Drexel University, Nesbitt Hall Room 458, 3215 Market St NW, Philadelphia, PA, 19104, USA.
Equal Measure, Philadelphia, PA, USA.
J Urban Health. 2021 Oct;98(5):654-664. doi: 10.1007/s11524-021-00535-0. Epub 2021 Mar 15.
Latino immigrants are disproportionately impacted by substance use, HIV/AIDS, domestic violence, and mental health (SAVAME). The burden of these syndemic conditions is influenced by limited access to health and social services to prevent and treat these conditions. The syndemic nature of these factors necessitates an integrated, coordinated approach to address them simultaneously.
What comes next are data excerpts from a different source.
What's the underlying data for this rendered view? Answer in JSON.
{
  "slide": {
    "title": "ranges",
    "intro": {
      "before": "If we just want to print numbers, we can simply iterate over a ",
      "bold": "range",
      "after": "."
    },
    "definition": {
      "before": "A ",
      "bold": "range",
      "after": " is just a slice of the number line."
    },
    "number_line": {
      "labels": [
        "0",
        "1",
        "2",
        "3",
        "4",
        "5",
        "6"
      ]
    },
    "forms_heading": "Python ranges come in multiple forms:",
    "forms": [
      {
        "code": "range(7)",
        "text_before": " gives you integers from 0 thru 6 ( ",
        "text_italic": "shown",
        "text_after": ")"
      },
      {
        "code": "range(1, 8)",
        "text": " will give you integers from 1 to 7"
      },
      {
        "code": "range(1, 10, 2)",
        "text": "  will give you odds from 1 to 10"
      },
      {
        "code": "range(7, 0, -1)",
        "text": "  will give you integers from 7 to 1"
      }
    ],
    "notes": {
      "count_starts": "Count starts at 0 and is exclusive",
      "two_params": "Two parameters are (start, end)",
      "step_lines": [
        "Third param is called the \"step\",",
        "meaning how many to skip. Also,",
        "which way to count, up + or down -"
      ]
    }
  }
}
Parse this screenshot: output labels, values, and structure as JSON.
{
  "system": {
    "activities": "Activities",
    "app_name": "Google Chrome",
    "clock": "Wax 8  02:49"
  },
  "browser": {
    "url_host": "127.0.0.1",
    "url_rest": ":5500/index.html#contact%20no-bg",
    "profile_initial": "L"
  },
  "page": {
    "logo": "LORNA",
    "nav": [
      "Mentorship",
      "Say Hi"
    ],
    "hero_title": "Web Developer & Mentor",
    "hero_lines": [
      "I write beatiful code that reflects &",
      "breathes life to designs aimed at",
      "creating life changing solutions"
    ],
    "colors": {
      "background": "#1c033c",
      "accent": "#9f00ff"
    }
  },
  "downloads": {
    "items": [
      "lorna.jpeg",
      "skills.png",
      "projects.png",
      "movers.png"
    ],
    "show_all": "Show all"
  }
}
We analyzed characteristics of Latino-serving organizations in Philadelphia, PA, that provide SAVAME-related health and/or social services, and their interorganizational collaborations to meet the needs of Philadelphia's Latino communities. We surveyed Latino-serving organizations (N=43) identified through existing resource directories and key informants. Network analyses identified patterns and density of collaborative ties (i.e., referrals, administrative, or planning/advocacy) across organizations and characterized these ties by type of service. Density (expressed as percent of all possible ties) revealed a higher referral rate (40%) than administrative (29%) or planning (26%) coordination. Network sociograms display clusters of providers by geography. Examination of bonding (within-group) ties revealed comparable perceptions of high value among both South/Center Philadelphia (57%) and in North Philadelphia providers (56%), but bridging (between-group) ties suggest lower levels of high-value perceptions (24%). No evident clustering by type of service based on syndemic factor was observed. Density of bridging across types of providers was highest for referrals (38%) followed by planning (23%) and administrative coordination (20%). Interventions to promote collaboration between providers should focus on facilitating administrative and planning collaborations that leverage existing capacity of the network. Given the syndemic nature of these conditions, greater collaboration between providers of complementing SAVAME services is imperative.
拉丁裔移民不成比例地受到物质使用、艾滋病毒/艾滋病、家庭暴力和心理健康(SAVAME)的影响。这些综合征状况的负担受到获得预防和治疗这些状况的卫生和社会服务的限制的影响。这些因素的综合征性质需要采取综合协调的方法来同时解决这些问题。我们分析了在宾夕法尼亚州费城提供 SAVAME 相关健康和/或社会服务的服务于拉丁裔的组织的特征,以及它们为满足费城拉丁裔社区的需求而进行的组织间合作。我们通过现有的资源目录和关键知情人调查了服务于拉丁裔的组织(N=43)。网络分析确定了组织之间合作关系(即转介、行政或规划/倡导)的模式和密度,并按服务类型对这些关系进行了描述。密度(以所有可能关系的百分比表示)显示转介率(40%)高于行政(29%)或规划(26%)协调。网络社会图显示了按地理位置划分的提供者集群。对粘结(组内)关系的考察表明,无论是在南/中心费城(57%)还是在北费城提供者(56%)中,都对高价值的看法相当一致,但在桥接(组间)关系中,对高价值的看法较低(24%)。没有观察到基于综合征因素的服务类型的聚类。转诊(38%)的桥梁密度最高,其次是规划(23%)和行政协调(20%)。促进提供者之间合作的干预措施应侧重于促进行政和规划合作,利用网络的现有能力。鉴于这些情况的综合征性质,互补 SAVAME 服务提供者之间的合作至关重要。